South Sudan strives to build democracy
By Salva Kiir Mayardit
Just five years ago, as dawn unfolded on January 9, 2011, millions of South Sudanese took the final steps on our seventy-year journey to independence. By barge and bus, on animal and foot, we came from the four corners of our homeland and beyond to stand in long lines under a hard sun so that our voices would be heard.
And when the polling centers closed, the world did hear us. It heard our shouts of joy; it heard our thankful songs and quiet prayers. Above all, it heard the promise of an end to the crack of rifle and of the cry of mourning. Our bloody, terrifying struggle with the Sudanese regime in Khartoum had come mercifully to an end.
Now, however, came the difficult work of building our nation.
We knew instinctively that a nation was more than a border and a government, because for 70 years we had been shackled to something that was nothing more than a border and a government.
In our own country, we said, our government would act for us and not against. Never again could an official or favored group simply take from us on a whim. And never again would any of us be treated as lesser than any other.
It was our friends in the international community who helped shape those feelings into words. “Accountable, representative institutions;” “the Rule of Law;” “inalienable and equitable rights” – for many in South Sudan, the institutional vocabulary was new. But we all had known their meanings by their absence.
Five years later, we see how hollow those words can be in the outside world.
I recently signed an internationally brokered peace accord to end an insurrection against my government that has plagued us for almost half of our young nation’s life. I did not accede to this deal because it is perfect—indeed, the plan undermines the sovereignty and democratic institutions of our nation in key, unfortunate ways.
Most obviously, by installing representatives of breakaway factions in positions of equal power, it rewards insurrection and violence over persuasion and democracy—thereby conferring equal status on an elected representative government and a rebel faction, and cementing tribal and ethnic divisions that have kept too many nations from realizing peace or their full potential.
Then, too, there is the supra-national Joint Monitoring and Evaluation Commission, to be headed by a foreigner and with absolute veto power over the decisions of the government—even if the parties forming the governing coalition are in agreement.
And with the ordered demilitarization of the capital city Juba and our state capitals, South Sudan’s territorial integrity is discarded – a risk made worse given our internal issues.
Of course we – the elected government – voiced our objections. We were told, however, to keep quiet.
From distant capitals came demands that we shred our constitution and the safeguards for the South Sudanese enshrined within it; that we disregard our popular elections and dismantle our representative bodies; that we replace rule of law with political expediency; that we adopt complex formulations of ethnic distribution amongst our elected and appointed leaders, and across our agencies.

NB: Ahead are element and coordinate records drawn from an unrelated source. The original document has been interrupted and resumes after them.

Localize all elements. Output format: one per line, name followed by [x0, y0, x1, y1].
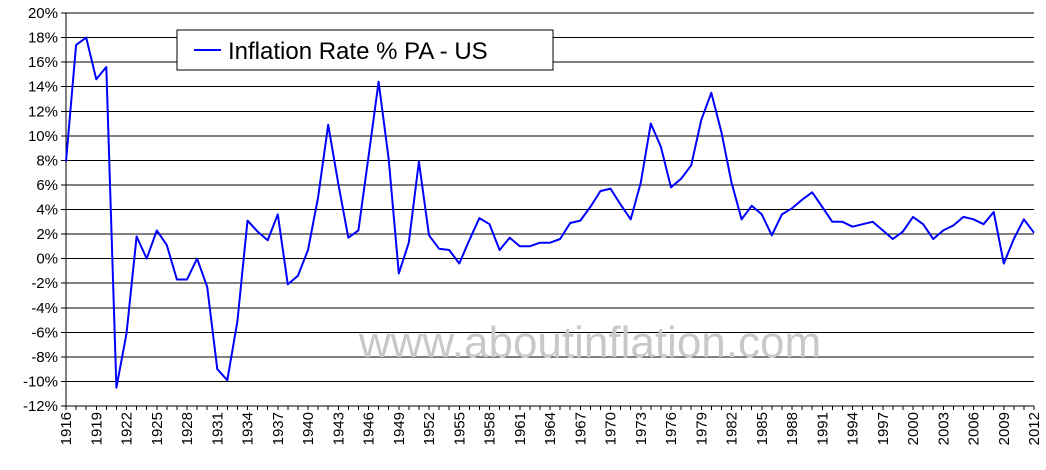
y-tick-label: 2% [36, 226, 58, 243]
x-tick-label: 1985 [754, 412, 771, 445]
x-tick-label: 1979 [693, 412, 710, 445]
x-tick-label: 1934 [240, 412, 257, 445]
y-tick-label: 4% [36, 202, 58, 219]
x-tick-label: 2003 [935, 412, 952, 445]
y-tick-label: -4% [31, 300, 58, 317]
series-layer [65, 36, 1035, 389]
x-tick-label: 1982 [724, 412, 741, 445]
x-tick-label: 2009 [996, 412, 1013, 445]
x-tick-label: 1940 [300, 412, 317, 445]
x-tick-label: 1937 [270, 412, 287, 445]
x-tick-label: 2000 [905, 412, 922, 445]
legend-label: Inflation Rate % PA - US [228, 38, 488, 65]
y-tick-label: 6% [36, 177, 58, 194]
x-axis: 1916 1919 1922 1925 1928 1931 1934 1937 1940 1943… [58, 405, 1043, 445]
x-tick-label: 1967 [572, 412, 589, 445]
x-tick-label: 1994 [845, 412, 862, 445]
x-tick-label: 1964 [542, 412, 559, 445]
legend-box [176, 29, 554, 71]
x-tick-label: 1955 [451, 412, 468, 445]
x-tick-label: 1973 [633, 412, 650, 445]
y-tick-label: 20% [28, 5, 58, 22]
x-tick-label: 2006 [966, 412, 983, 445]
x-tick-label: 1919 [88, 412, 105, 445]
legend: Inflation Rate % PA - US [176, 29, 554, 71]
x-tick-label: 1931 [209, 412, 226, 445]
y-tick-label: -2% [31, 275, 58, 292]
y-tick-label: 14% [28, 79, 58, 96]
y-tick-label: 0% [36, 251, 58, 268]
x-tick-label: 1997 [875, 412, 892, 445]
y-tick-label: 10% [28, 128, 58, 145]
x-tick-label: 1952 [421, 412, 438, 445]
y-axis: -12% -10% -8% -6% -4% -2% 0% 2% 4% 6% 8% 10% 12% 14% 1… [23, 5, 67, 415]
x-tick-label: 1961 [512, 412, 529, 445]
x-tick-label: 1991 [814, 412, 831, 445]
x-tick-label: 1976 [663, 412, 680, 445]
x-tick-label: 1943 [330, 412, 347, 445]
x-tick-label: 1988 [784, 412, 801, 445]
x-tick-label: 1922 [119, 412, 136, 445]
x-tick-label: 2012 [1026, 412, 1043, 445]
y-tick-label: 18% [28, 30, 58, 47]
x-tick-label: 1925 [149, 412, 166, 445]
x-tick-label: 1928 [179, 412, 196, 445]
x-tick-label: 1949 [391, 412, 408, 445]
x-tick-label: 1958 [482, 412, 499, 445]
x-tick-label: 1916 [58, 412, 75, 445]
y-tick-label: -10% [23, 373, 58, 390]
x-tick-label: 1970 [603, 412, 620, 445]
y-tick-label: 12% [28, 103, 58, 120]
gridlines [66, 12, 1034, 407]
watermark-text: www.aboutinflation.com [358, 318, 821, 367]
y-tick-label: 16% [28, 54, 58, 71]
y-tick-label: -8% [31, 349, 58, 366]
y-tick-label: -6% [31, 324, 58, 341]
x-tick-label: 1946 [361, 412, 378, 445]
y-tick-label: -12% [23, 398, 58, 415]
series-line-inflation [65, 36, 1035, 389]
y-tick-label: 8% [36, 152, 58, 169]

Some of our international partners in peace even turned to threats and intimidations, both in public and private – sanctions, the withdrawal of aid and support, referrals to the International Criminal Court. The tools of democracy, prosperity and justice, now are used to bludgeon those same principles.
Some purported exporters of democratic reform seem to have forgotten that, in republics, changes of government are pursued peacefully and within the laws and structures of civil society – not by outside coercion or force. Or perhaps the mindset of inequality is not as dead as we had hoped.
Despite our misgivings, last month I committed our people, their nation and their government to the Compromise Peace Agreement. But let my reasons be clear: I did not sign the accord because of threats or intimidations.
I signed because leadership is the art of the possible and choosing between difficult, imperfect options. I signed because a government must lead. And as flawed and troubling as this agreement is, it may bring about the peacewe need in advance of our 2018 elections. Then our people will speak again.
Of course, implementing this agreement will face challenges and aspects will simply prove untenable. Our disagreements, after all, are very real, and the accord is that flawed. And when those challenges and flaws come, will the foreigners remember they themselves were the authors and architects of them? My hope is that we – the government, our former opposition, our people, and of course the international community – will tackle them together, collegially.
Peace will not be easy. It will take patience, compromise, and understanding. It will take resolve, determination and restraint. Now we must be a people who prize nationhood over narrow-mindedness; a people who know each other as countrymen and not by tribe or creed.
We are a people who, for generations, have only known war. But together the South Sudanese can work miracles. Our nation’s very existence shows it has happened before.
Foreign governments and unelected bodies will never revere the South Sudanese vote as we do because they did not sanctify it with their blood. They cannot treasure our sovereignty as we do because they did not suffer to establish. They will not cherish our freedom as we do because they did not taste our oppression. And they will not yearn for our future as we do because it is not their children and grandchildren who will inherit what too many sons and daughters died to create.
The words used so often in the marbled halls of long-established capitals still mean something to us. Perhaps that can be our gift of thanks to these partners: That the world’s youngest nation serves to reaffirm the vocabulary of democracy – and it’s meaning – throughout the world.
But first, we must be allowed to do so.
Mr. Kiir is the elected President of South Sudan.